Human rights are a major issue in our social and political debates, therefore their definition and safeguarding must comprise the climax of democracy and humanitananism and be the prime pursuit of civilization. This article is a concise reference to the course of human rights from the Magna Carta of 1215 to the Universal Declaration of Human Rights of the UN and the relevant European Convention. Its purpose is to make clear the approach of a different society, such as the Athenian, and also to show the singificance of that society’s contribution to the present reality of human rights. Human rights in Athens of the fifth and fourth century BC were safeguarded by the democratic regime, which typically was founded with Solon’s legislation, but essentially started funcioning under Klesthenes’ reformations, and reached its culmination with the so-called Pericles’ “μισθοφορία”.

Seven units are examined in this article:

1. The rights and obligations of the free citizens, the status and content, that is, of the term “Citizen” in antiquity.

2. Women’s rights. Although they represented half of the population of the free citizens they were treated as the juvenile of the ancient Greek society, because in all their life they firmly depended on a “master”, who was entitled to exercise a strict patronage.

3. The rights of children, mainly boys, during their adolescence.

4. The rights of metics, the immigrants, that is, who were permanently settled in Athens.

5. The limited rights of slaves.
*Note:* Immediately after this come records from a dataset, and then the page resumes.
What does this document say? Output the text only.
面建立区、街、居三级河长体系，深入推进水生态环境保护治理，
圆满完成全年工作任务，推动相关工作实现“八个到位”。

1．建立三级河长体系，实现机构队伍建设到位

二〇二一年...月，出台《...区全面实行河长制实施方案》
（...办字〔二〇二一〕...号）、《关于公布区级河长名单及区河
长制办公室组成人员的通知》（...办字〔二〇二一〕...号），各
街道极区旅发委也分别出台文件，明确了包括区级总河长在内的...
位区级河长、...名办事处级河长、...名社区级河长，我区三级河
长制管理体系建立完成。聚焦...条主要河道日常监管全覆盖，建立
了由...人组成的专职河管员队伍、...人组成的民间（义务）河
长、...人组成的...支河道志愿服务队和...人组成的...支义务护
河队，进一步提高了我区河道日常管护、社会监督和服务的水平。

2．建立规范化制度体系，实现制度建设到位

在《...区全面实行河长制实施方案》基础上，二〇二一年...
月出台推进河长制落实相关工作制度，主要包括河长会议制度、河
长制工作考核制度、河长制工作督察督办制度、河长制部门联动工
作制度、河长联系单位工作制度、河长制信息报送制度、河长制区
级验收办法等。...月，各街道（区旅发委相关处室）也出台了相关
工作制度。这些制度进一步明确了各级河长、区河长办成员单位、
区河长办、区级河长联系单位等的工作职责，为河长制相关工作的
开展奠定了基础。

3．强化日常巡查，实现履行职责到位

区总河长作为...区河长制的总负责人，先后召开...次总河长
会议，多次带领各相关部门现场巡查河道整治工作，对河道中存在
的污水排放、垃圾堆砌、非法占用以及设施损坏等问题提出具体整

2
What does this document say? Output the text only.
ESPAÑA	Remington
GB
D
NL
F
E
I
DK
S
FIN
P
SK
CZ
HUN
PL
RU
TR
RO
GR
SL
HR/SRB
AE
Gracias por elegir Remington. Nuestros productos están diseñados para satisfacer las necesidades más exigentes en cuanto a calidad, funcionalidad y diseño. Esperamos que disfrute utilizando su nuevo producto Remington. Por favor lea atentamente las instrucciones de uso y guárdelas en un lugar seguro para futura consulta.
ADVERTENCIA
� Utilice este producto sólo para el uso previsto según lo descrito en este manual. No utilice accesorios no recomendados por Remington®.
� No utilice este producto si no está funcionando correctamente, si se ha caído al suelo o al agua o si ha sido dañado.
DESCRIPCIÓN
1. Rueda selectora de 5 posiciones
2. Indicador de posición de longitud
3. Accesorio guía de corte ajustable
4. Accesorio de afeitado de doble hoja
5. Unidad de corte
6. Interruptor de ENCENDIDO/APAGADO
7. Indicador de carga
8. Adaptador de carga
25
They were divided into private and public slaves and, depending on their occupation, into slaves of fields, homes, workshops, mines; the slaves who worked in their own premises comprised a separate category. The conditions under which they could gain the free status are also numbered here.

6. The rights of the hetaerae, this particular kind of prostitute, who were usually someone’s concubine for a certain period.

7. Opinions, arguments and declarations of intellectuals, especially sophists, that represent the most advance humanistic ideas of the ancient world and are more progressive than the Christian attitude and theories of St. Paul and other apostles regarding women or slavery.